Many of the alleged abuses at Oholei Torah took places prior to the rabbinical court’s ruling. No one from the rabbinical court would speak to the Forward. But Rabbi Eli Cohen, executive director of the Crown Heights Jewish Community Council, believes that the last years have seen a groundswell in awareness about abuse of children.

“I do not have any statistics, but [the court’s ruling] certainly has contributed to a greater awareness of the issue in the community, and a better appreciation of one’s obligations,” Cohen wrote in an email to the Forward.

In general, people are more open to talking about abuse, Cohen said. “Also, we are seeing more discussions of the topic between teachers and children, and parents and children, to encourage reporting.
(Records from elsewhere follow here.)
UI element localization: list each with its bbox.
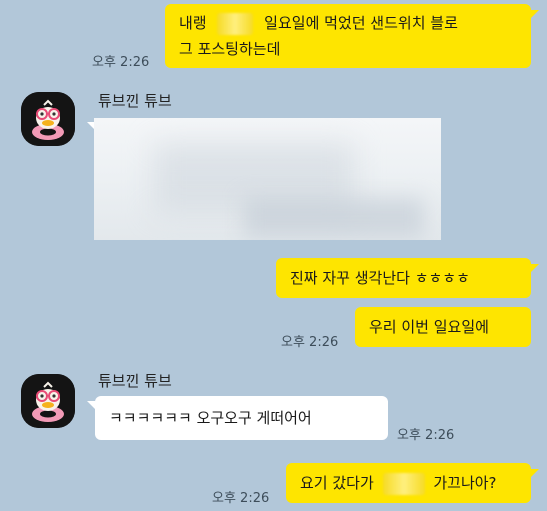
sender-name: 튜브낀 튜브 <box>98 372 172 390</box>
image-blur-region <box>244 198 424 238</box>
redacted-name-blur <box>217 12 254 35</box>
my-message-bubble-3[interactable]: 진짜 자꾸 생각난다 ㅎㅎㅎㅎ <box>276 258 531 298</box>
message-timestamp: 오후 2:26 <box>212 491 270 506</box>
profile-avatar[interactable] <box>21 374 75 428</box>
message-line-1: 내랭 일요일에 먹었던 샌드위치 블로 <box>179 10 517 36</box>
sender-name: 튜브낀 튜브 <box>98 92 172 110</box>
tube-duck-avatar-icon <box>21 374 75 428</box>
message-text: 일요일에 먹었던 샌드위치 블로 <box>264 14 458 32</box>
bubble-tail <box>531 10 539 18</box>
message-text: 내랭 <box>179 14 207 32</box>
tube-duck-avatar-icon <box>21 92 75 146</box>
message-timestamp: 오후 2:26 <box>92 55 150 70</box>
message-line-2: 그 포스팅하는데 <box>179 40 281 58</box>
message-timestamp: 오후 2:26 <box>281 335 339 350</box>
message-text: 우리 이번 일요일에 <box>369 318 489 336</box>
message-text: ㅋㅋㅋㅋㅋㅋ 오구오구 게떠어어 <box>109 409 312 427</box>
message-timestamp: 오후 2:26 <box>397 428 455 443</box>
message-text: 진짜 자꾸 생각난다 ㅎㅎㅎㅎ <box>290 269 470 287</box>
my-message-bubble-1[interactable]: 내랭 일요일에 먹었던 샌드위치 블로 그 포스팅하는데 <box>165 4 531 68</box>
message-text: 요기 갔다가 <box>300 474 374 492</box>
bubble-tail <box>87 401 95 409</box>
image-message[interactable] <box>94 118 441 240</box>
bubble-tail <box>531 264 539 272</box>
profile-avatar[interactable] <box>21 92 75 146</box>
message-text: 가끄나아? <box>433 474 497 492</box>
other-message-bubble-5[interactable]: ㅋㅋㅋㅋㅋㅋ 오구오구 게떠어어 <box>95 396 388 440</box>
redacted-place-blur <box>382 472 425 495</box>
my-message-bubble-4[interactable]: 우리 이번 일요일에 <box>355 307 531 347</box>
bubble-tail <box>531 469 539 477</box>
my-message-bubble-6[interactable]: 요기 갔다가 가끄나아? <box>286 463 531 503</box>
That awareness is itself the greatest deterrence.”

Last March, another rabbi, and Oholei Torah tutor, was arrested and charged with child molestation, the website Crownheights.info reported.

When asked if the rabbinical court was aware of any alleged sexual abusers working at Oholei Torah or other yeshivas in the area, Cohen wrote: “If they were, I am sure that the authorities would have that information.”

Some community members say much has changed in Crown Heights.

“Much to my shame, I was one of those people who thought, ‘No, this doesn’t happen in the Jewish community,’” said Bronya Shaffer, who works for the website Chabad.org and holds educational workshops about sexual abuse. “Only after having met people who were victims did I begin to realize that the reason I thought it didn’t happen was because people didn’t speak about it.”